In other words: MICROTARGET THE TEA-TOTAL FUCK OUT OF TRUMP VOTERS WITH NONSTOP VOTER-DISCOURAGEMENT MESSAGES. It’s not enough to defend against Surkov’s chaos. We have to take the fight to the enemy.

Why? Because Trump’s GOP is a minority of the electorate, so they need every single one of these people to show up the polls. We don’t need them to vote with us. We just need a few more of them to stay home. And yes, negative politics are distasteful, but when it comes to Trump, there’s no need to tart up the truth.

So let’s pester conservative women with Facebook reminders about the President’s history of rape, sexual assault, adultery, and sexism. Pound the 30 percent of the Hispanic population that votes Republican with pictures of immigrant brown kids in cages. Put white evangelical criticism of Trump in front of white evangelical Christians who haven’t seen those words repeated on Fox News. Remind those mythical “moderate free-market fiscal conservatives” about Trump’s trade wars and budget deficits.

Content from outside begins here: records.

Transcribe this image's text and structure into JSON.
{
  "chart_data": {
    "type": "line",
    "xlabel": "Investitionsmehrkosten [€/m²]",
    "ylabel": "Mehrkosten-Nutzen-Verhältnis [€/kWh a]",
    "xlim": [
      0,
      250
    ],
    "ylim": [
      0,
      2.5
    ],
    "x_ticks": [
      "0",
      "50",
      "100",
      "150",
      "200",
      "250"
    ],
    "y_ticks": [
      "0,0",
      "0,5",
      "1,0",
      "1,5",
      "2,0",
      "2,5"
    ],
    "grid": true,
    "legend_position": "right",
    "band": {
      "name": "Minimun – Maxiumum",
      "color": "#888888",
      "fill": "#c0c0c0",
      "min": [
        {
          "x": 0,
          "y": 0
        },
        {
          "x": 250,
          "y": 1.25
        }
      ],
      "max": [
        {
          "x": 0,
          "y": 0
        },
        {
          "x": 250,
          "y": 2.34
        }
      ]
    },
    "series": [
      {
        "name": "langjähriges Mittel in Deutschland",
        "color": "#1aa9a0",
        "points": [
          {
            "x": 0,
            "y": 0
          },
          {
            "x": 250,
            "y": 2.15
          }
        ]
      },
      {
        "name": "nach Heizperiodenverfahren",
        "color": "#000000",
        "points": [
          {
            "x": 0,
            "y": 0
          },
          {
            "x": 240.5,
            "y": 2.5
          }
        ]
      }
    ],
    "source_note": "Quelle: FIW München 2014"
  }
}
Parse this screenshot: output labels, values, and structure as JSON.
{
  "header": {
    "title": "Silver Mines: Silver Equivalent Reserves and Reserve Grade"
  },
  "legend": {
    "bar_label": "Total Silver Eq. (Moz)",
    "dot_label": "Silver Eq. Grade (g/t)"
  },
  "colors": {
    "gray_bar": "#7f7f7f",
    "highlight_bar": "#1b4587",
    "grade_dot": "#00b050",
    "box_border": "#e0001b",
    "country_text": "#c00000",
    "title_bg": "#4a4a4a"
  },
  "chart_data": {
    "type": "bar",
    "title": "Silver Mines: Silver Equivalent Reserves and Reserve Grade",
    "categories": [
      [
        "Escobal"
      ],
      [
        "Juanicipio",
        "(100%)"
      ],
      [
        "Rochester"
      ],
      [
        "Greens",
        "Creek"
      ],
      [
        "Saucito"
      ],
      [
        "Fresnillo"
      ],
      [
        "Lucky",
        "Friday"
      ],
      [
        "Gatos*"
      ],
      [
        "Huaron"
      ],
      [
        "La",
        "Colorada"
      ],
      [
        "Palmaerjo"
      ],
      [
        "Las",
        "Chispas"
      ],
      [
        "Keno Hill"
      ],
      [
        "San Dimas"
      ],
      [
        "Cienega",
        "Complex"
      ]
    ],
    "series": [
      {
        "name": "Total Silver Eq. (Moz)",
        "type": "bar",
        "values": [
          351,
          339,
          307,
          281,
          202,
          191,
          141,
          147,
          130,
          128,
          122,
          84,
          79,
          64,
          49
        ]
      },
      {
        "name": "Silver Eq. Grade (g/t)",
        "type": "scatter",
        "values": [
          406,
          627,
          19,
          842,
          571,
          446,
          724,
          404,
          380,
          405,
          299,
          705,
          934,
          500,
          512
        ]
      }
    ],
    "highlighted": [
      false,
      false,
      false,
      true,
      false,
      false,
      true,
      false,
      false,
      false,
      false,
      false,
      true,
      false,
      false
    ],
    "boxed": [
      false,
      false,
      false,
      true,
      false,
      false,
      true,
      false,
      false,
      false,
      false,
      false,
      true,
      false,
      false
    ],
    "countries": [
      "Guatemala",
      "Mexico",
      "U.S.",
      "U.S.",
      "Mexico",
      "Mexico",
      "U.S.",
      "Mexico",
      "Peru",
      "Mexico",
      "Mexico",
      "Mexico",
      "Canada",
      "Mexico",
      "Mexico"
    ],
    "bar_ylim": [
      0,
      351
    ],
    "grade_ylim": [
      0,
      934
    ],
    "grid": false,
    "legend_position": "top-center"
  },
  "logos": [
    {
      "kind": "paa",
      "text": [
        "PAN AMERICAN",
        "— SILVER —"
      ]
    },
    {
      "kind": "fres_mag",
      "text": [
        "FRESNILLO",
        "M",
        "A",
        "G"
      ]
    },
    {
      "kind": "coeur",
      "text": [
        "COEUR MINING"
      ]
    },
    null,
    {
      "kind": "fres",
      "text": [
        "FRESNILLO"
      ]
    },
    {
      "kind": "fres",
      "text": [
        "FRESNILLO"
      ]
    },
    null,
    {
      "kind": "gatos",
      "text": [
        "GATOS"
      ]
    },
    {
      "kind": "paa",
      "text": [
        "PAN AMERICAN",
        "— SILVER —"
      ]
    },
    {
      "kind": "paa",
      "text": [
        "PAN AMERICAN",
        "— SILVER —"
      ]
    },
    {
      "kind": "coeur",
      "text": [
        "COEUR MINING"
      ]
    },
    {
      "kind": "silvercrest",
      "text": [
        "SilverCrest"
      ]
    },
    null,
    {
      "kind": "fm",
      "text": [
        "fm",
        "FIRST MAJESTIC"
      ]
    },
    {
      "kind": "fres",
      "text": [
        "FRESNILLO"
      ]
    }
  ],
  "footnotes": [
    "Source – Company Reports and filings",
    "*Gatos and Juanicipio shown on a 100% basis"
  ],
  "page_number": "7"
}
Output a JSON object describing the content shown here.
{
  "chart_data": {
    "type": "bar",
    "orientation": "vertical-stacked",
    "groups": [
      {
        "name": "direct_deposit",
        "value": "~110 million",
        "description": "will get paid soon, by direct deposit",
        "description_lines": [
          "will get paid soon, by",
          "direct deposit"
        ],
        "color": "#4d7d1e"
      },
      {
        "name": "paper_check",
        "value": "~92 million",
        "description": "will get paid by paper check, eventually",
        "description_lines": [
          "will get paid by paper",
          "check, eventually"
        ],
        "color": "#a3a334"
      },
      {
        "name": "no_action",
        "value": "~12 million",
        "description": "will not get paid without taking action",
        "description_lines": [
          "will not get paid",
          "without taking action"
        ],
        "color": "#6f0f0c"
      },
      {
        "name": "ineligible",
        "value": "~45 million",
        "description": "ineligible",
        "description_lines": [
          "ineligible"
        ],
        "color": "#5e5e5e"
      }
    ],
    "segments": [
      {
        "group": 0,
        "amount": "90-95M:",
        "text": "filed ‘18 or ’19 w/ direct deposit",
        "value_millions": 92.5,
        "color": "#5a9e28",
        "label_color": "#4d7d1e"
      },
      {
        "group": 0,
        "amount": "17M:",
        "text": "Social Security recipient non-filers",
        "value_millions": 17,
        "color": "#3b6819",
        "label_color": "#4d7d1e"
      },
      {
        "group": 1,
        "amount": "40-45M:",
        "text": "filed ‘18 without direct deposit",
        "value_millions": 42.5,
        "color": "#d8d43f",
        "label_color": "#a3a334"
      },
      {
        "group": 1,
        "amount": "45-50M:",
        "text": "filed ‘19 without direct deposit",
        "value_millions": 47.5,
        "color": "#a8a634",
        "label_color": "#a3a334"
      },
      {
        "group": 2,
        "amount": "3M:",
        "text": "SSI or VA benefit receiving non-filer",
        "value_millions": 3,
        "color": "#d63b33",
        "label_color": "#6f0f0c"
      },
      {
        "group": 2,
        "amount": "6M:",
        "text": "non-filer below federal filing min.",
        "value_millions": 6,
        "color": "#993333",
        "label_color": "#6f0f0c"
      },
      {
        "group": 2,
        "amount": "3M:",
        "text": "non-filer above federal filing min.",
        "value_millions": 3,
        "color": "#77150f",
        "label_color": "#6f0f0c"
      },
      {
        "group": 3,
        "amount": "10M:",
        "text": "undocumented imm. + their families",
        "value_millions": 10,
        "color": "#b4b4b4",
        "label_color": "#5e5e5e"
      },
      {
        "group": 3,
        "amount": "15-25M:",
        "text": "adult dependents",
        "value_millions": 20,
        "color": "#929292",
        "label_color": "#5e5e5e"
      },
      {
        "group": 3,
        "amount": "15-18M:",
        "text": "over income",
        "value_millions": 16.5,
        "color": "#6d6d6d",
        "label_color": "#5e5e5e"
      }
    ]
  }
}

Don’t appeal to them. Depress the fuck out of them! Make them feel bad about voting for him last time.

What about the stunts they’ll pull, like sending troops to the border in 2018? I suppose I’m moderately less concerned about this than others. There are public opinion risks involved in Trump’s abuses of power — remember, American voters didn’t grow up in an overtly hypernormal Soviet system. There may yet be limits to our cognitive dissonance.

Surkov would counsel Trump to distort our reality so that no one is sure what’s true, and Fox is all on board for that. But here’s the truth, and it won’t change: They can’t win without cheating, because we outnumber them by millions.

Which means they’re going to cheat. Plain and simple. Plan accordingly.

We can still beat them, of course — but it might not be pretty. So get your mind right, y’all. Shit is about to get weird.